Relationship to other studies
The WHO approved the first RDT for use as a screening test for EVD (ReEBOV Antigen Rapid Test) on the basis of a reported sensitivity of 91.8% (95% CI: 84.5–96.8) and a specificity of 84.6% (95% CI: 78.8–89.4). This RDT was evaluated on 147 fresh venous blood and 146 frozen plasma samples in a laboratory setting in Sierra Leone [12]. Performance of this test in an operational setting has not been reported. Our findings suggest that the DSTL EVD RDT performs well against this benchmark, exceeding these reported findings in an operational setting.


The performance of the DSTL EVD RDT in this study strongly supports its use as a ‘rule-out’ screening test for EVD. Further laboratory and operational data are required to improve confidence and inform further on sensitivity and specificity in a broader setting.
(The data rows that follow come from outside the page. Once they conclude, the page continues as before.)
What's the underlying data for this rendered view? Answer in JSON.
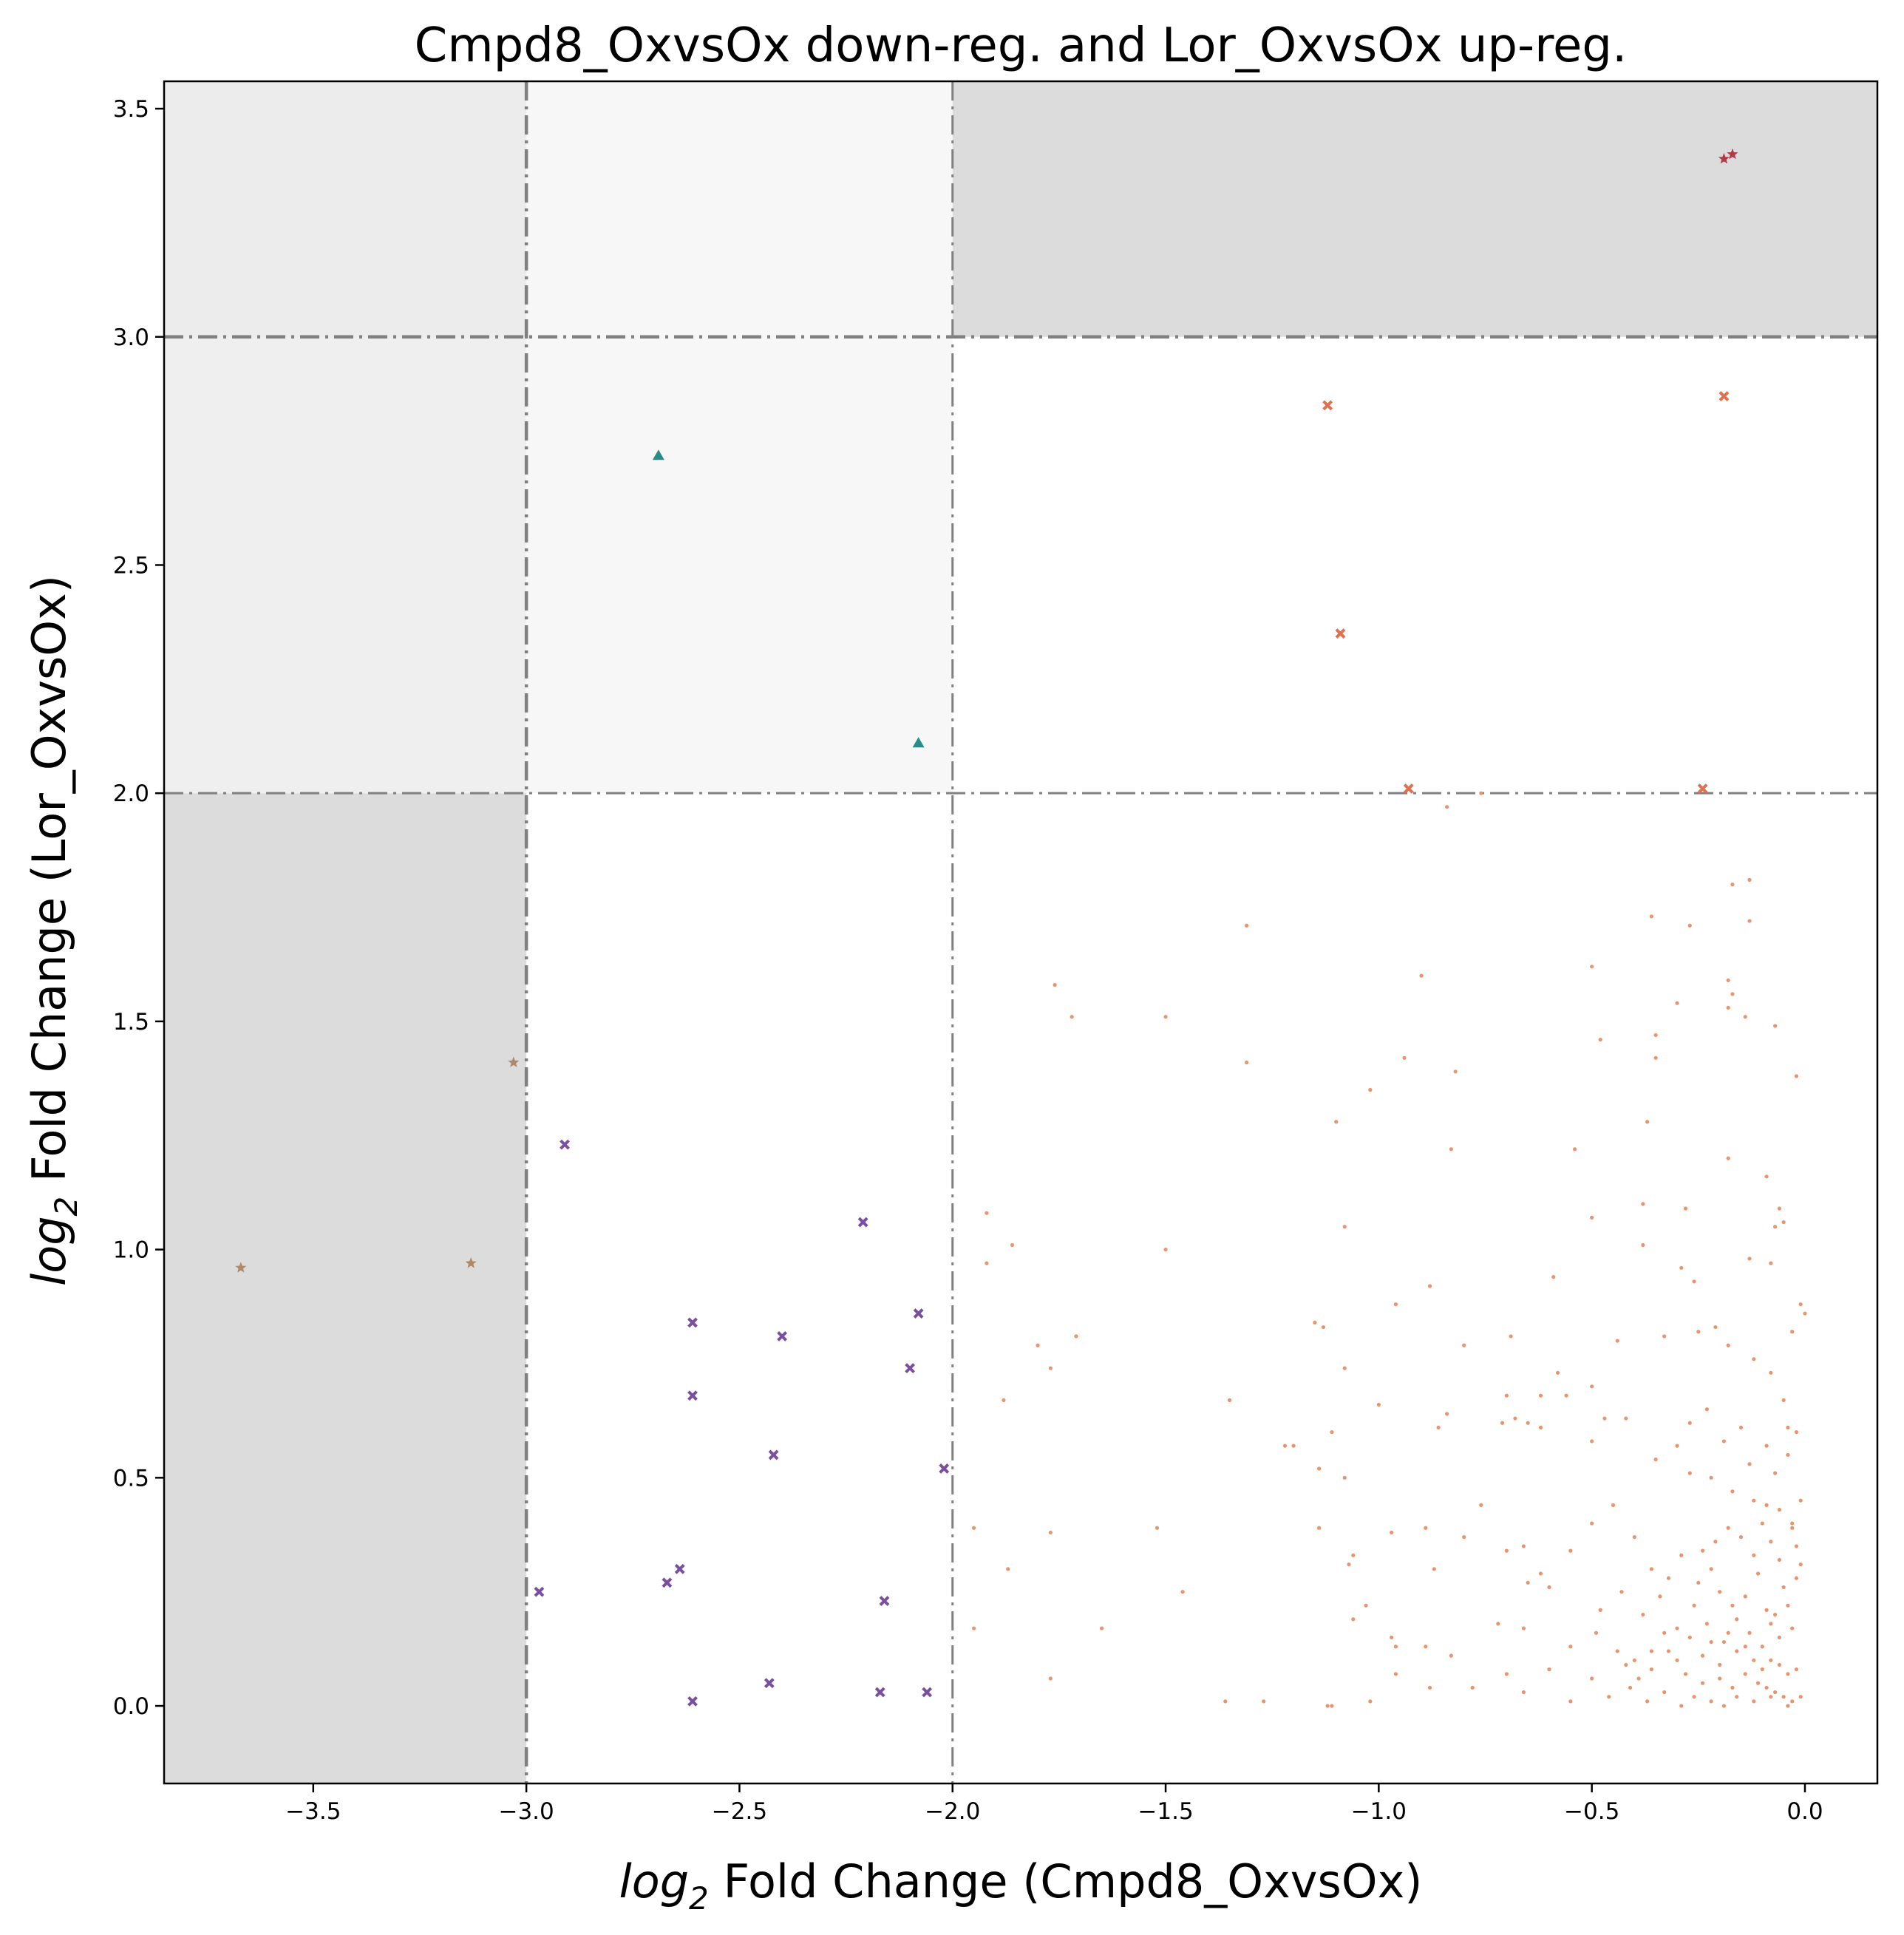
{
  "chart_data": {
    "type": "scatter",
    "title": "Cmpd8_OxvsOx down-reg. and Lor_OxvsOx up-reg.",
    "xlabel": {
      "prefix": "log",
      "sub": "2",
      "rest": " Fold Change (Cmpd8_OxvsOx)"
    },
    "ylabel": {
      "prefix": "log",
      "sub": "2",
      "rest": " Fold Change (Lor_OxvsOx)"
    },
    "xlim": [
      -3.85,
      0.17
    ],
    "ylim": [
      -0.17,
      3.56
    ],
    "xticks": [
      -3.5,
      -3.0,
      -2.5,
      -2.0,
      -1.5,
      -1.0,
      -0.5,
      0.0
    ],
    "xtick_labels": [
      "−3.5",
      "−3.0",
      "−2.5",
      "−2.0",
      "−1.5",
      "−1.0",
      "−0.5",
      "0.0"
    ],
    "yticks": [
      0.0,
      0.5,
      1.0,
      1.5,
      2.0,
      2.5,
      3.0,
      3.5
    ],
    "ytick_labels": [
      "0.0",
      "0.5",
      "1.0",
      "1.5",
      "2.0",
      "2.5",
      "3.0",
      "3.5"
    ],
    "grid": false,
    "shaded_regions": [
      {
        "x": [
          -3.85,
          -3.0
        ],
        "y": [
          -0.17,
          2.0
        ],
        "color": "#dcdcdc"
      },
      {
        "x": [
          -3.85,
          -3.0
        ],
        "y": [
          2.0,
          3.56
        ],
        "color": "#efefef"
      },
      {
        "x": [
          -3.0,
          -2.0
        ],
        "y": [
          3.0,
          3.56
        ],
        "color": "#f7f7f7"
      },
      {
        "x": [
          -3.85,
          -3.0
        ],
        "y": [
          3.0,
          3.56
        ],
        "color": "#ececec"
      },
      {
        "x": [
          -2.0,
          0.17
        ],
        "y": [
          3.0,
          3.56
        ],
        "color": "#dcdcdc"
      },
      {
        "x": [
          -3.0,
          -2.0
        ],
        "y": [
          2.0,
          3.0
        ],
        "color": "#f7f7f7"
      }
    ],
    "threshold_lines": [
      {
        "orientation": "vertical",
        "value": -3.0,
        "style": "dashdot",
        "weight": "bold"
      },
      {
        "orientation": "vertical",
        "value": -2.0,
        "style": "dashdot",
        "weight": "normal"
      },
      {
        "orientation": "horizontal",
        "value": 3.0,
        "style": "dashdot",
        "weight": "bold"
      },
      {
        "orientation": "horizontal",
        "value": 2.0,
        "style": "dashdot",
        "weight": "normal"
      }
    ],
    "line_color": "#808080",
    "series": [
      {
        "marker": "star",
        "color": "#b08968",
        "points": [
          [
            -3.67,
            0.96
          ],
          [
            -3.13,
            0.97
          ],
          [
            -3.03,
            1.41
          ]
        ]
      },
      {
        "marker": "triangle",
        "color": "#2a8c86",
        "points": [
          [
            -2.69,
            2.74
          ],
          [
            -2.08,
            2.11
          ]
        ]
      },
      {
        "marker": "x",
        "color": "#7b4fa0",
        "points": [
          [
            -2.91,
            1.23
          ],
          [
            -2.97,
            0.25
          ],
          [
            -2.67,
            0.27
          ],
          [
            -2.64,
            0.3
          ],
          [
            -2.61,
            0.84
          ],
          [
            -2.61,
            0.68
          ],
          [
            -2.61,
            0.01
          ],
          [
            -2.43,
            0.05
          ],
          [
            -2.42,
            0.55
          ],
          [
            -2.4,
            0.81
          ],
          [
            -2.21,
            1.06
          ],
          [
            -2.17,
            0.03
          ],
          [
            -2.16,
            0.23
          ],
          [
            -2.1,
            0.74
          ],
          [
            -2.08,
            0.86
          ],
          [
            -2.06,
            0.03
          ],
          [
            -2.02,
            0.52
          ]
        ]
      },
      {
        "marker": "x",
        "color": "#e07050",
        "points": [
          [
            -1.12,
            2.85
          ],
          [
            -1.09,
            2.35
          ],
          [
            -0.93,
            2.01
          ],
          [
            -0.19,
            2.87
          ],
          [
            -0.24,
            2.01
          ]
        ]
      },
      {
        "marker": "star",
        "color": "#b03a48",
        "points": [
          [
            -0.19,
            3.39
          ],
          [
            -0.17,
            3.4
          ]
        ]
      },
      {
        "marker": "dot",
        "color": "#e8956f",
        "points": [
          [
            -1.31,
            1.71
          ],
          [
            -1.76,
            1.58
          ],
          [
            -1.72,
            1.51
          ],
          [
            -1.5,
            1.51
          ],
          [
            -1.31,
            1.41
          ],
          [
            -0.9,
            1.6
          ],
          [
            -0.82,
            1.39
          ],
          [
            -0.94,
            1.42
          ],
          [
            -1.02,
            1.35
          ],
          [
            -1.1,
            1.28
          ],
          [
            -0.83,
            1.22
          ],
          [
            -1.92,
            1.08
          ],
          [
            -1.86,
            1.01
          ],
          [
            -1.92,
            0.97
          ],
          [
            -1.5,
            1.0
          ],
          [
            -1.08,
            1.05
          ],
          [
            -0.76,
            2.0
          ],
          [
            -0.84,
            1.97
          ],
          [
            -0.13,
            1.81
          ],
          [
            -0.17,
            1.8
          ],
          [
            -0.36,
            1.73
          ],
          [
            -0.27,
            1.71
          ],
          [
            -0.13,
            1.72
          ],
          [
            -0.18,
            1.59
          ],
          [
            -0.17,
            1.56
          ],
          [
            -0.18,
            1.53
          ],
          [
            -0.14,
            1.51
          ],
          [
            -0.3,
            1.54
          ],
          [
            -0.5,
            1.62
          ],
          [
            -0.48,
            1.46
          ],
          [
            -0.35,
            1.47
          ],
          [
            -0.35,
            1.42
          ],
          [
            -0.07,
            1.49
          ],
          [
            -0.02,
            1.38
          ],
          [
            -0.37,
            1.28
          ],
          [
            -0.54,
            1.22
          ],
          [
            -0.18,
            1.2
          ],
          [
            -0.09,
            1.16
          ],
          [
            -0.5,
            1.07
          ],
          [
            -0.38,
            1.1
          ],
          [
            -0.28,
            1.09
          ],
          [
            -0.07,
            1.05
          ],
          [
            -0.05,
            1.06
          ],
          [
            -0.06,
            1.09
          ],
          [
            -0.59,
            0.94
          ],
          [
            -0.38,
            1.01
          ],
          [
            -0.29,
            0.96
          ],
          [
            -0.26,
            0.93
          ],
          [
            -0.13,
            0.98
          ],
          [
            -0.08,
            0.97
          ],
          [
            -0.01,
            0.88
          ],
          [
            0.0,
            0.86
          ],
          [
            -0.03,
            0.82
          ],
          [
            -0.88,
            0.92
          ],
          [
            -0.96,
            0.88
          ],
          [
            -1.15,
            0.84
          ],
          [
            -1.13,
            0.83
          ],
          [
            -1.8,
            0.79
          ],
          [
            -1.71,
            0.81
          ],
          [
            -1.88,
            0.67
          ],
          [
            -1.77,
            0.74
          ],
          [
            -1.08,
            0.74
          ],
          [
            -1.0,
            0.66
          ],
          [
            -0.8,
            0.79
          ],
          [
            -0.69,
            0.81
          ],
          [
            -0.7,
            0.68
          ],
          [
            -0.68,
            0.63
          ],
          [
            -0.62,
            0.68
          ],
          [
            -0.58,
            0.73
          ],
          [
            -0.56,
            0.68
          ],
          [
            -0.5,
            0.7
          ],
          [
            -0.44,
            0.8
          ],
          [
            -0.33,
            0.81
          ],
          [
            -0.25,
            0.82
          ],
          [
            -0.21,
            0.83
          ],
          [
            -0.18,
            0.79
          ],
          [
            -0.12,
            0.76
          ],
          [
            -0.08,
            0.73
          ],
          [
            -0.05,
            0.67
          ],
          [
            -0.04,
            0.61
          ],
          [
            -1.35,
            0.67
          ],
          [
            -1.22,
            0.57
          ],
          [
            -1.2,
            0.57
          ],
          [
            -1.14,
            0.52
          ],
          [
            -1.11,
            0.6
          ],
          [
            -1.08,
            0.5
          ],
          [
            -0.86,
            0.61
          ],
          [
            -0.84,
            0.64
          ],
          [
            -0.71,
            0.62
          ],
          [
            -0.65,
            0.62
          ],
          [
            -0.62,
            0.61
          ],
          [
            -0.5,
            0.58
          ],
          [
            -0.47,
            0.63
          ],
          [
            -0.42,
            0.63
          ],
          [
            -0.35,
            0.54
          ],
          [
            -0.3,
            0.57
          ],
          [
            -0.27,
            0.51
          ],
          [
            -0.22,
            0.5
          ],
          [
            -0.17,
            0.47
          ],
          [
            -0.12,
            0.45
          ],
          [
            -0.09,
            0.44
          ],
          [
            -0.06,
            0.43
          ],
          [
            -0.03,
            0.39
          ],
          [
            -1.95,
            0.39
          ],
          [
            -1.77,
            0.38
          ],
          [
            -1.52,
            0.39
          ],
          [
            -1.14,
            0.39
          ],
          [
            -0.97,
            0.38
          ],
          [
            -0.89,
            0.39
          ],
          [
            -0.8,
            0.37
          ],
          [
            -0.76,
            0.44
          ],
          [
            -0.7,
            0.34
          ],
          [
            -0.66,
            0.35
          ],
          [
            -0.62,
            0.29
          ],
          [
            -0.55,
            0.34
          ],
          [
            -0.5,
            0.4
          ],
          [
            -0.45,
            0.44
          ],
          [
            -0.4,
            0.37
          ],
          [
            -0.36,
            0.3
          ],
          [
            -0.32,
            0.28
          ],
          [
            -0.29,
            0.33
          ],
          [
            -0.25,
            0.27
          ],
          [
            -0.22,
            0.3
          ],
          [
            -0.2,
            0.25
          ],
          [
            -0.17,
            0.22
          ],
          [
            -0.14,
            0.24
          ],
          [
            -0.11,
            0.29
          ],
          [
            -0.09,
            0.21
          ],
          [
            -0.07,
            0.2
          ],
          [
            -0.05,
            0.26
          ],
          [
            -0.03,
            0.17
          ],
          [
            -0.01,
            0.31
          ],
          [
            -1.87,
            0.3
          ],
          [
            -1.46,
            0.25
          ],
          [
            -1.07,
            0.31
          ],
          [
            -1.06,
            0.33
          ],
          [
            -0.87,
            0.3
          ],
          [
            -0.65,
            0.27
          ],
          [
            -0.6,
            0.26
          ],
          [
            -0.48,
            0.21
          ],
          [
            -0.43,
            0.25
          ],
          [
            -0.38,
            0.2
          ],
          [
            -0.34,
            0.24
          ],
          [
            -0.3,
            0.17
          ],
          [
            -0.26,
            0.22
          ],
          [
            -0.23,
            0.18
          ],
          [
            -0.19,
            0.14
          ],
          [
            -0.16,
            0.12
          ],
          [
            -0.13,
            0.16
          ],
          [
            -0.1,
            0.13
          ],
          [
            -0.08,
            0.1
          ],
          [
            -0.06,
            0.09
          ],
          [
            -0.04,
            0.07
          ],
          [
            -0.02,
            0.08
          ],
          [
            -1.95,
            0.17
          ],
          [
            -1.65,
            0.17
          ],
          [
            -1.06,
            0.19
          ],
          [
            -1.03,
            0.22
          ],
          [
            -0.97,
            0.15
          ],
          [
            -0.96,
            0.13
          ],
          [
            -0.89,
            0.13
          ],
          [
            -0.83,
            0.11
          ],
          [
            -0.72,
            0.18
          ],
          [
            -0.66,
            0.17
          ],
          [
            -0.55,
            0.13
          ],
          [
            -0.49,
            0.16
          ],
          [
            -0.44,
            0.12
          ],
          [
            -0.4,
            0.1
          ],
          [
            -0.36,
            0.08
          ],
          [
            -0.32,
            0.12
          ],
          [
            -0.28,
            0.07
          ],
          [
            -0.24,
            0.05
          ],
          [
            -0.2,
            0.06
          ],
          [
            -0.17,
            0.04
          ],
          [
            -0.14,
            0.07
          ],
          [
            -0.11,
            0.05
          ],
          [
            -0.09,
            0.04
          ],
          [
            -0.07,
            0.03
          ],
          [
            -0.05,
            0.02
          ],
          [
            -0.03,
            0.01
          ],
          [
            -1.77,
            0.06
          ],
          [
            -1.36,
            0.01
          ],
          [
            -1.27,
            0.01
          ],
          [
            -1.12,
            0.0
          ],
          [
            -1.11,
            0.0
          ],
          [
            -1.02,
            0.01
          ],
          [
            -0.96,
            0.07
          ],
          [
            -0.88,
            0.04
          ],
          [
            -0.78,
            0.04
          ],
          [
            -0.7,
            0.07
          ],
          [
            -0.66,
            0.03
          ],
          [
            -0.6,
            0.08
          ],
          [
            -0.55,
            0.01
          ],
          [
            -0.5,
            0.06
          ],
          [
            -0.46,
            0.02
          ],
          [
            -0.41,
            0.04
          ],
          [
            -0.37,
            0.01
          ],
          [
            -0.33,
            0.03
          ],
          [
            -0.29,
            0.0
          ],
          [
            -0.26,
            0.02
          ],
          [
            -0.22,
            0.01
          ],
          [
            -0.19,
            0.0
          ],
          [
            -0.16,
            0.02
          ],
          [
            -0.12,
            0.01
          ],
          [
            -0.08,
            0.02
          ],
          [
            -0.04,
            0.0
          ],
          [
            -0.01,
            0.02
          ],
          [
            -0.03,
            0.4
          ],
          [
            -0.02,
            0.35
          ],
          [
            -0.01,
            0.45
          ],
          [
            -0.06,
            0.32
          ],
          [
            -0.08,
            0.36
          ],
          [
            -0.1,
            0.4
          ],
          [
            -0.12,
            0.33
          ],
          [
            -0.15,
            0.37
          ],
          [
            -0.18,
            0.39
          ],
          [
            -0.21,
            0.36
          ],
          [
            -0.24,
            0.34
          ],
          [
            -0.02,
            0.6
          ],
          [
            -0.04,
            0.55
          ],
          [
            -0.07,
            0.51
          ],
          [
            -0.09,
            0.57
          ],
          [
            -0.13,
            0.53
          ],
          [
            -0.15,
            0.61
          ],
          [
            -0.19,
            0.58
          ],
          [
            -0.23,
            0.65
          ],
          [
            -0.27,
            0.62
          ],
          [
            -0.02,
            0.28
          ],
          [
            -0.04,
            0.22
          ],
          [
            -0.06,
            0.15
          ],
          [
            -0.08,
            0.18
          ],
          [
            -0.1,
            0.08
          ],
          [
            -0.12,
            0.1
          ],
          [
            -0.14,
            0.13
          ],
          [
            -0.16,
            0.19
          ],
          [
            -0.18,
            0.16
          ],
          [
            -0.2,
            0.09
          ],
          [
            -0.22,
            0.14
          ],
          [
            -0.24,
            0.11
          ],
          [
            -0.27,
            0.15
          ],
          [
            -0.3,
            0.1
          ],
          [
            -0.33,
            0.16
          ],
          [
            -0.36,
            0.12
          ],
          [
            -0.39,
            0.06
          ],
          [
            -0.42,
            0.09
          ]
        ]
      }
    ]
  }
}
We would like to acknowledge the invaluable role of the clinical staff at Connaught Hospital, Macauley Street Hospital, Newton Health Centre and Rokupa Government Hospital, who were instrumental in completion of the study, especially those who enrolled patients into the study: Muhammed Ali, William F Bangura, Ann-Marie B Condor, Yealie Conteh, Patricia James, Lovetta Jawara, Brima Kamara, Amie Koroma, Bilkisu A Koroma, Melrose Koroma, Mamie Kuyateh, Catherine Lonnie, Esther Ngaejia, Benjamin S Samura, Abu Bakar Sanu, Lansana Sesay, Emelia Sunchsu, and Sahr B Yoki. We are also grateful for operational support from Nandini Shetty at Public Health England. The Rapid Antigen Test kits were donated by the United Kingdom’s Defense Science and Technology Laboratory. The study was supported by the Response to the Ebola Outbreak in Sierra Leone, UK aid from the British people, implemented by the Ebola Response Consortium. KSLP acknowledges support from numerous voluntary donations for work on the Ebola virus disease outbreak response. NF Walker has been supported by the Wellcome Trust (094000).

Conflict of interest
None declared.

Authors’ contributions
NF Walker, CS Brown, D Youkee, K Russell, N Bentley, T Boyles, A Simpson, T Brooks, A Kamara, TB Kamara, M Lado, O Johnson designed the research; NF Walker, P Baker, D Youkee, N Williams, A Kalawa, B Healey and the RDT study team performed the research; AF Samba, F Koroma, MB King, BE Parker, M Thompson, B Kargbo, D Bash-Taqi, TB Kamara, A Kamara contributed vital technical support; NF Walker, CS Brown, P Baker analysed the data; NF Walker, CS Brown, P Baker, T Boyles wrote the draft manuscript; all authors have seen and approved the final manuscript.

*Erratum: On 12 June 2015, the x axis label in Figure 2 was corrected to read ‘Site of enrolment’.